Before I knew it, I learned about fore-checks and icing, the nature of penalties and power plays, and that losing one’s teeth did not actually happen on a regular basis.
Mostly, I learned that ice hockey excited passion in its fans, coaches, writers, and players in a way that was unique and powerful. The very things that had initially turned me off from the sport—the cold, the noise, the hefty equipment, and the ferocity—were all exercises of the passion inspired by it. I came to understand the sport not through its technicalities or rules, but by recognizing the aggression and the desire in each of the player’s eyes—a mark that distinguished an athlete from a mere mortal.
Like any Division I athlete, hockey players train year-round. Whether it’s during holidays or during the summer, they are practicing, lifting weights and building fitness, all the while proving their dedication and fostering their hunger for the game.
Although the hockey season has just begun, it has not yet failed to continue my growing admiration. Just in the last women’s game against Brown, I saw tri-captain Kate Buesser go crashing into the net in an attempt to score; that kind of commitment is impossible to deny and impossible not to admire.
Although I began as a soccer player, I have become not only a hockey writer, but also a hockey fan.
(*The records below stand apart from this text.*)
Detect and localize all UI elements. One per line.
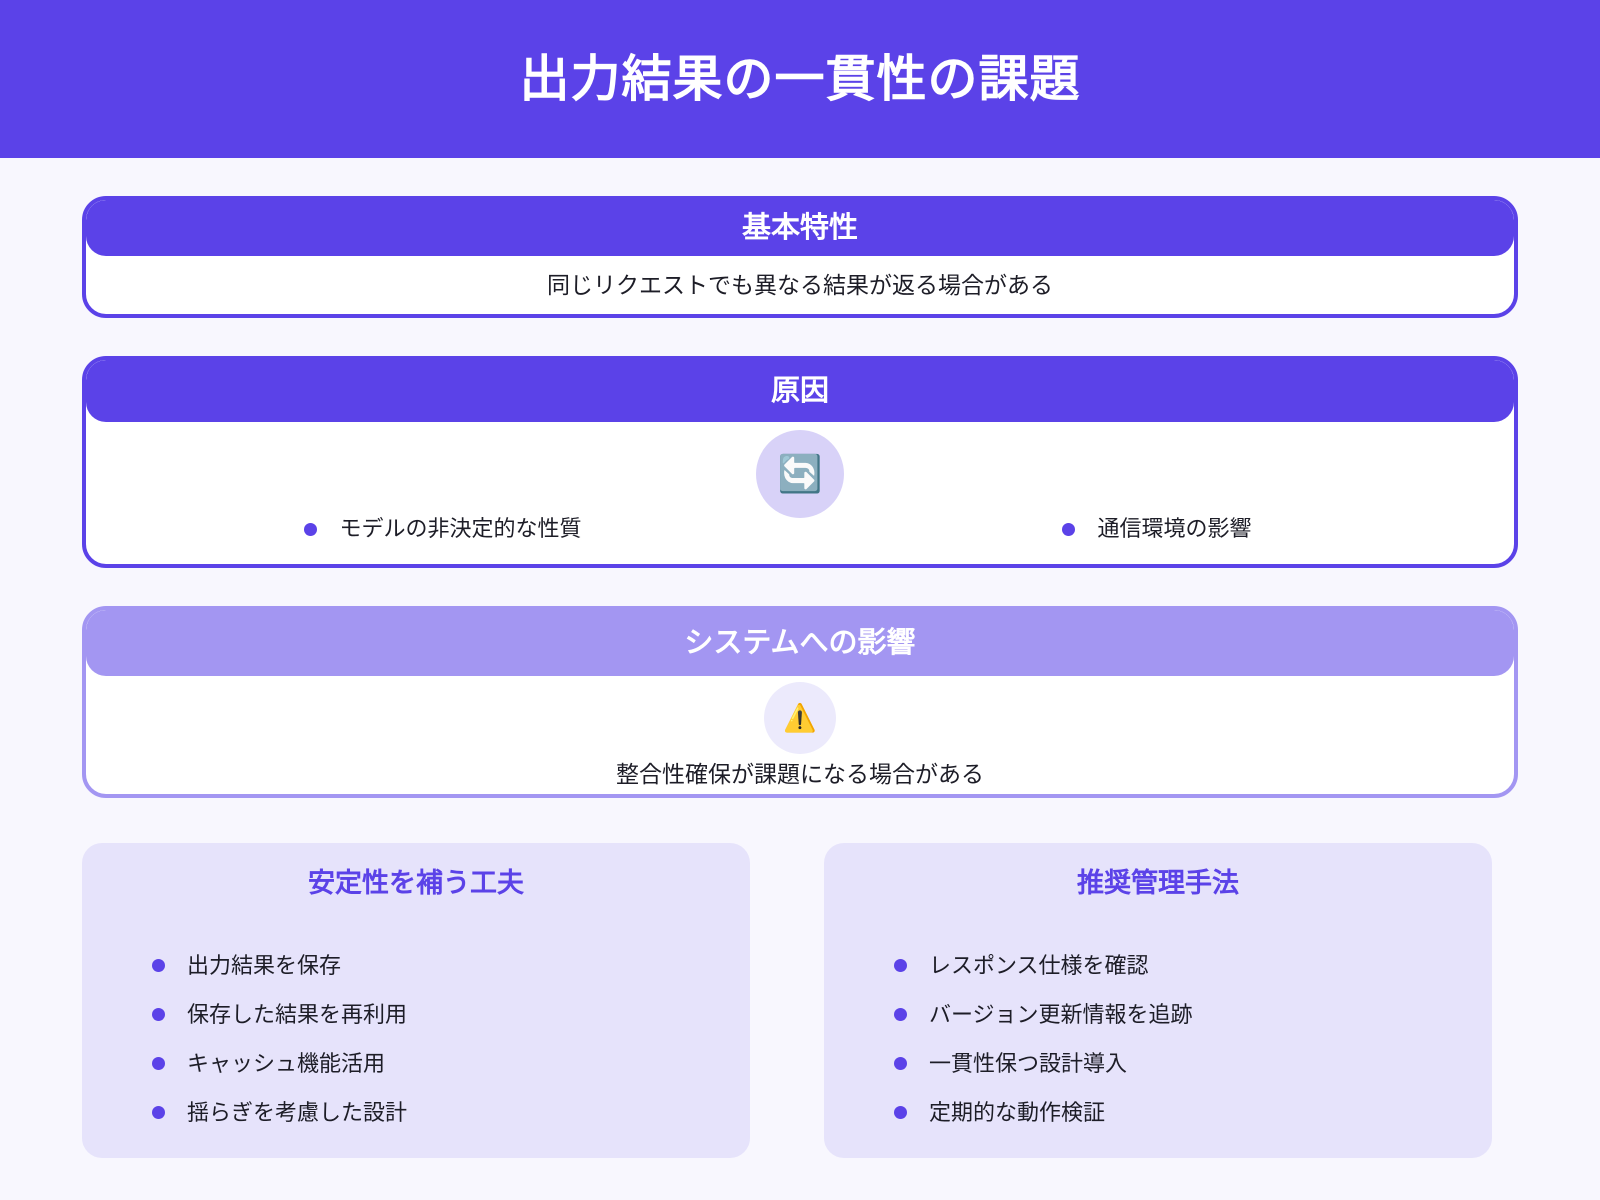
infographic-page: 出力結果の一貫性の課題 基本特性 同じリクエストでも異なる結果が返る場合がある … (0, 0, 1600, 1200)
panel-stability-measures: 安定性を補う工夫 出力結果を保存 保存した結果を再利用 キャッシュ機能活用 揺ら… (82, 843, 750, 1158)
list-item: モデルの非決定的な性質 (304, 518, 581, 540)
bullet-dot-icon (152, 1008, 165, 1021)
card-basic-body: 同じリクエストでも異なる結果が返る場合がある (86, 256, 1514, 314)
list-item-label: レスポンス仕様を確認 (929, 955, 1149, 977)
panel-management-list: レスポンス仕様を確認 バージョン更新情報を追跡 一貫性保つ設計導入 定期的な動作… (824, 897, 1492, 1137)
list-item-label: キャッシュ機能活用 (187, 1053, 385, 1075)
refresh-icon-badge: 🔄 (756, 430, 844, 518)
list-item: キャッシュ機能活用 (152, 1039, 750, 1088)
bullet-dot-icon (152, 1106, 165, 1119)
list-item: 出力結果を保存 (152, 941, 750, 990)
warning-icon-badge: ⚠️ (764, 682, 836, 754)
card-cause-column-right: 通信環境の影響 (800, 518, 1514, 540)
list-item: 通信環境の影響 (1062, 518, 1251, 540)
card-impact-body: ⚠️ 整合性確保が課題になる場合がある (86, 676, 1514, 794)
refresh-icon: 🔄 (778, 456, 823, 492)
card-cause-header: 原因 (86, 360, 1514, 422)
bullet-dot-icon (1062, 523, 1075, 536)
card-cause-column-left: モデルの非決定的な性質 (86, 518, 800, 540)
card-cause: 原因 🔄 モデルの非決定的な性質 通信環境の影響 (82, 356, 1518, 568)
list-item: 保存した結果を再利用 (152, 990, 750, 1039)
bullet-dot-icon (894, 1057, 907, 1070)
card-impact-header: システムへの影響 (86, 610, 1514, 676)
bullet-dot-icon (894, 1106, 907, 1119)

Whereas I used to scoff, I now respect both the players and the sport. The sounds are still loud and the hits still hard, but instead of being unattractive and ominous, they have become the representation of skill, music to the ears of one who knows the passion behind each.
Grass may have been where I first came to love sports, but it is on ice where I now find myself transfixed by the turn of a blade and the swipe of a stick.